There is another important issue that DSI deals with in an idiosyncratic way. The authors make no reference to assessing the predictive or explanatory power of a theory, a subject much emphasized by other writers. Instead, DSI focuses solely on assessing the validity of a theory via its observable implications; this is not equated to or related to a given theory’s predictive or explanatory power. Perhaps this question is ignored because DSI favors assessing a theory’s validity and usefulness not by its ability to explain or predict variance on a given dependent variable, but by the considerable number and variety of observable implications it can generate which they believe increases a theory’s “leverage”—i.e., its ability to explain more with less.371
Why do DSI’s authors not assert that the observable implications of a theory, once established, constitute its predictive capacity? The answer would seem to be that the subjects of observable implications as construed by DSI can vary so widely and, as already noted, that the initial theory itself changes during the process of searching for observable implications. Accordingly, it would make little sense to regard the totality of the various observed implications as reflecting the theory’s ability to predict or explain a given dependent variable. A large number of observable implications does not give assurance that the revised theory is capable of predicting variation in the values of the dependent variable that was postulated in the initial theory. If one wants to focus on the task of establishing the predictive and explanatory power of a given theory, then the congruence method discussed in Chapter 9 should be of interest.
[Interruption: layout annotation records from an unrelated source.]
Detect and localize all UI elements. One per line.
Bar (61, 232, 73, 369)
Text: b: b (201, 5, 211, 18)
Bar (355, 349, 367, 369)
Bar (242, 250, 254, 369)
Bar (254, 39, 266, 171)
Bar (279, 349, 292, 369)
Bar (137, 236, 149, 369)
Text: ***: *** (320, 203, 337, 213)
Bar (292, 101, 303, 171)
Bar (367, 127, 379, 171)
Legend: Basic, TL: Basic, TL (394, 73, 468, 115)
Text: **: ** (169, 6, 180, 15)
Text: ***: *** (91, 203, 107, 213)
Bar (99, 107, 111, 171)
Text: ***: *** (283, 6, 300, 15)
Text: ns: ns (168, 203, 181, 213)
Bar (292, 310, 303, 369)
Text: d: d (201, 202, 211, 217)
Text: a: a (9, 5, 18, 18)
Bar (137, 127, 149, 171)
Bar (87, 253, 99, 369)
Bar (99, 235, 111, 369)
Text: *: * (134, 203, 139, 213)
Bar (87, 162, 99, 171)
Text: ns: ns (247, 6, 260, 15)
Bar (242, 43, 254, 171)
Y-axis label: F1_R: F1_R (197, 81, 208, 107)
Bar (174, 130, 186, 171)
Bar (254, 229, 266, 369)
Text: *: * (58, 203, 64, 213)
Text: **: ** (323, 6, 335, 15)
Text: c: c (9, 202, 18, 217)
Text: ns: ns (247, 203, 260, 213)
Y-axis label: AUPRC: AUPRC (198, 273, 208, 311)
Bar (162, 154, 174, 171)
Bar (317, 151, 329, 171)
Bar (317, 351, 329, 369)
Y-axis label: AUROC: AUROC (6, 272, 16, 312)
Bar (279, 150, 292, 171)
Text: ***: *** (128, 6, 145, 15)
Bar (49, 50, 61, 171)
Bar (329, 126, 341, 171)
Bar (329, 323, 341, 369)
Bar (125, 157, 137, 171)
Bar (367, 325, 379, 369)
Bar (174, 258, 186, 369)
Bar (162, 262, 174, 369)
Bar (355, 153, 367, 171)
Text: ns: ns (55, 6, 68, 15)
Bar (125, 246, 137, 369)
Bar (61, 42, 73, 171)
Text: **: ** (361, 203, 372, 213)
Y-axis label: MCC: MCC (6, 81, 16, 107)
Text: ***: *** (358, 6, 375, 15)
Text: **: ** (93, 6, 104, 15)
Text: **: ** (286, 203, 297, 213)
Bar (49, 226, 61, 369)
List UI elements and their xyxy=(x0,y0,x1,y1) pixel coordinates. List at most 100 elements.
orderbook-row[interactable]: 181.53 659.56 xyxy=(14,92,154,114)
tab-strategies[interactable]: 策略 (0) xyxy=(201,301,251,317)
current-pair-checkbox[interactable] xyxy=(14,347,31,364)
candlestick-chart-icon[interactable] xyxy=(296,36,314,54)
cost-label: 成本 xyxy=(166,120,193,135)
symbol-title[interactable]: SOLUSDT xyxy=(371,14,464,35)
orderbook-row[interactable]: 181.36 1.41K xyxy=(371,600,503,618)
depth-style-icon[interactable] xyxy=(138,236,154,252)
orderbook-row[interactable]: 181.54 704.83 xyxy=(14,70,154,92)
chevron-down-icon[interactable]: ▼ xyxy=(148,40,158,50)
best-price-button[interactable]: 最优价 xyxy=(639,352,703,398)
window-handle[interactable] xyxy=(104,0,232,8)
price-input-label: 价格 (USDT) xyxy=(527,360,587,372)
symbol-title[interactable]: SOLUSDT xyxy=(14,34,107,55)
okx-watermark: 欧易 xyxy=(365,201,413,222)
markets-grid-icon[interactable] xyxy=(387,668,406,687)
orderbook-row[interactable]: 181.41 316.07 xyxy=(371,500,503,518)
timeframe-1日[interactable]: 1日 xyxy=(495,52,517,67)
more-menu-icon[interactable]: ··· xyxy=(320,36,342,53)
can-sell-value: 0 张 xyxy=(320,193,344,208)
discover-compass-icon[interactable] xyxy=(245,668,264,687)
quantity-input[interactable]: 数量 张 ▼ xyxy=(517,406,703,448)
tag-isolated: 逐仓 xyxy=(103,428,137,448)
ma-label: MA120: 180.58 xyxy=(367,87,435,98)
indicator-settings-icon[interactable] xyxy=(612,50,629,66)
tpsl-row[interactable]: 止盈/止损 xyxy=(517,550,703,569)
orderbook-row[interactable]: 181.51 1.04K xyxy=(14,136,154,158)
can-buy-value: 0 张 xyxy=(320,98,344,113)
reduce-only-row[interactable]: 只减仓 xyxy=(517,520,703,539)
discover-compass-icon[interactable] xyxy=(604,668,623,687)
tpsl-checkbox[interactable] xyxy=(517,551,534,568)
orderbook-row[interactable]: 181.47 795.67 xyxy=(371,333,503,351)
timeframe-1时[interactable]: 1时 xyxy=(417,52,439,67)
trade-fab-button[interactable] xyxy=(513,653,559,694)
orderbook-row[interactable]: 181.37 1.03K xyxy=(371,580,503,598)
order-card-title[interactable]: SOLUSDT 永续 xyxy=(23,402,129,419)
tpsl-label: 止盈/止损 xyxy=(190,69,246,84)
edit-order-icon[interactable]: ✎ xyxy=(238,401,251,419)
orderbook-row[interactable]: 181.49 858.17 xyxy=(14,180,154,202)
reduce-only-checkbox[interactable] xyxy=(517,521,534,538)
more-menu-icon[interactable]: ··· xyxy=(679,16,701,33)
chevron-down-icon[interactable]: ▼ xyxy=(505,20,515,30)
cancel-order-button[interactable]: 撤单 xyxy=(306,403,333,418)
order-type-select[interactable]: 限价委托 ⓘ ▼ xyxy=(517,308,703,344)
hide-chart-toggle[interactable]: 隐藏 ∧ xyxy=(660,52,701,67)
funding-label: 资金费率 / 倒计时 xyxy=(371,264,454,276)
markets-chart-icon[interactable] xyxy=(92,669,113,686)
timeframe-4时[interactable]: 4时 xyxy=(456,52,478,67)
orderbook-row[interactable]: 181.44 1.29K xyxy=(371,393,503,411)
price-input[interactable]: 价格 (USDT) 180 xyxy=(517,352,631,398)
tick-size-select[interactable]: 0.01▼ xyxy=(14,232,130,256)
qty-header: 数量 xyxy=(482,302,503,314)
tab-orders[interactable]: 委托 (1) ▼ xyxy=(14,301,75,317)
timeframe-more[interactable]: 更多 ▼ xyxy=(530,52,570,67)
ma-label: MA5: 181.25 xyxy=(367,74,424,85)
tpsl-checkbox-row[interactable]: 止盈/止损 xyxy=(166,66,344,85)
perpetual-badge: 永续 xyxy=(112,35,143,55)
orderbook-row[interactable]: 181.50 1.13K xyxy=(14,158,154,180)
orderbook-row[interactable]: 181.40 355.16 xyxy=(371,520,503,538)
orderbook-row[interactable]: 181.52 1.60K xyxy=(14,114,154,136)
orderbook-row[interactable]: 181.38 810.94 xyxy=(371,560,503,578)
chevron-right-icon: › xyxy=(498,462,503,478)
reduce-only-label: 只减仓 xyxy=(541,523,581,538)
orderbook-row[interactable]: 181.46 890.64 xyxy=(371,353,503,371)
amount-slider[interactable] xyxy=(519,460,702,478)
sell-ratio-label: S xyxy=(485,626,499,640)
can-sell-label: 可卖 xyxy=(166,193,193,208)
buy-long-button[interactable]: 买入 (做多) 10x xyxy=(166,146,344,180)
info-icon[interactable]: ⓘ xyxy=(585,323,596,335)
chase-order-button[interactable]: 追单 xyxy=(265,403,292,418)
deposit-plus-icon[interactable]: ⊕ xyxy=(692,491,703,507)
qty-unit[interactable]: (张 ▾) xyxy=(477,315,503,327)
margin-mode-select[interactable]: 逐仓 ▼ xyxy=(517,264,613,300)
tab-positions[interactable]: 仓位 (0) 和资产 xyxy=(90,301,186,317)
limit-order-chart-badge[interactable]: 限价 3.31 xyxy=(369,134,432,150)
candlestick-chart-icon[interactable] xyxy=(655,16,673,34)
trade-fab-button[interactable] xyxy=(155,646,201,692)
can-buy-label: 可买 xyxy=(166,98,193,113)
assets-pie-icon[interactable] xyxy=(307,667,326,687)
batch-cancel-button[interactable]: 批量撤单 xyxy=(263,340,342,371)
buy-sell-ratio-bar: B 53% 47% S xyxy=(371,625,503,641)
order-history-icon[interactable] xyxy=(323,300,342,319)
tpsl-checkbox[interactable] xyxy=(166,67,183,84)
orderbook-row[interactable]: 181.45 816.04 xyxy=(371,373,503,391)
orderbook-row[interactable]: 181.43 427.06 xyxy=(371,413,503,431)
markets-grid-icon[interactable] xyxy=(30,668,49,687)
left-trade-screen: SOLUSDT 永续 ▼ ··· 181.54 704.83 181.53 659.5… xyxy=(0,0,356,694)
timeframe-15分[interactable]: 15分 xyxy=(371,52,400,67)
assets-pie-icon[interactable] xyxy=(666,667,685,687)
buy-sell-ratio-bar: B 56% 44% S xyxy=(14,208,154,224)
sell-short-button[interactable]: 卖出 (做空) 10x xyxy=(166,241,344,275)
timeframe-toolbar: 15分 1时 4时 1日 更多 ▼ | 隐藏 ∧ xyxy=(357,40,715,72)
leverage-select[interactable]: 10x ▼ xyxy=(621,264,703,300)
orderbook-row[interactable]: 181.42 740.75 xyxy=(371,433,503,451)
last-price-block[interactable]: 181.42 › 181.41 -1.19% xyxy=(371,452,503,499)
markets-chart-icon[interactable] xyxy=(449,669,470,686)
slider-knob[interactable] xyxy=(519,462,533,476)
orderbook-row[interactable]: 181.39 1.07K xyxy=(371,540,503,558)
In any case, as this chapter has noted, a variety of procedures, including that proposed in Designing Social Inquiry, for dealing with the “too many variables, too few cases” problem are available from which researchers can choose.
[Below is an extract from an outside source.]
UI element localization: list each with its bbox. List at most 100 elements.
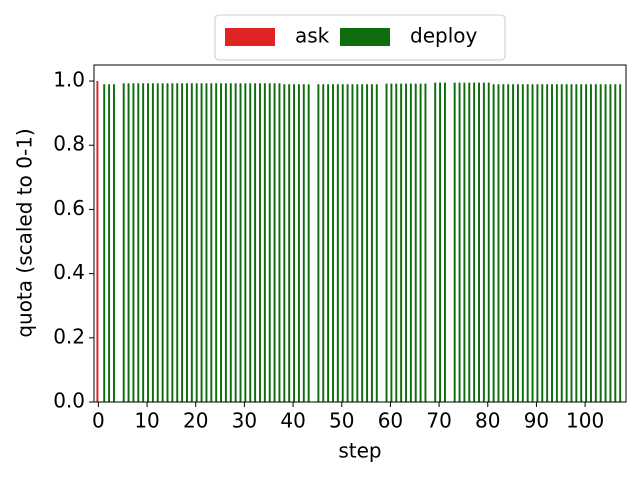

In DSI the phenomenon of equifinality—i.e., when the same type of outcome in different cases may have quite different causes—is recognized in the discussion of research on revolutions.372 The authors later provide a more detailed discussion of “multiple causality” (a phrase sometimes used by social scientists as a synonym for equifinality). However, the discussion (especially in its hypothetical research examples) confuses equifinality with something quite different—namely the fact that explanations of complex phenomena encompass a number of independent variables.373
Within-Case Methods of Causal Inference: The Congruence and Process-Tracing Approaches
There is an alternative that compensates for the limits of both statistical and comparative case analyses: within-case analysis.374 The methods we have discussed in this chapter are all what Charles Ragin has termed “variable-oriented” approaches; they attempt to establish the causal powers of a particular variable by comparing how it performs in different cases.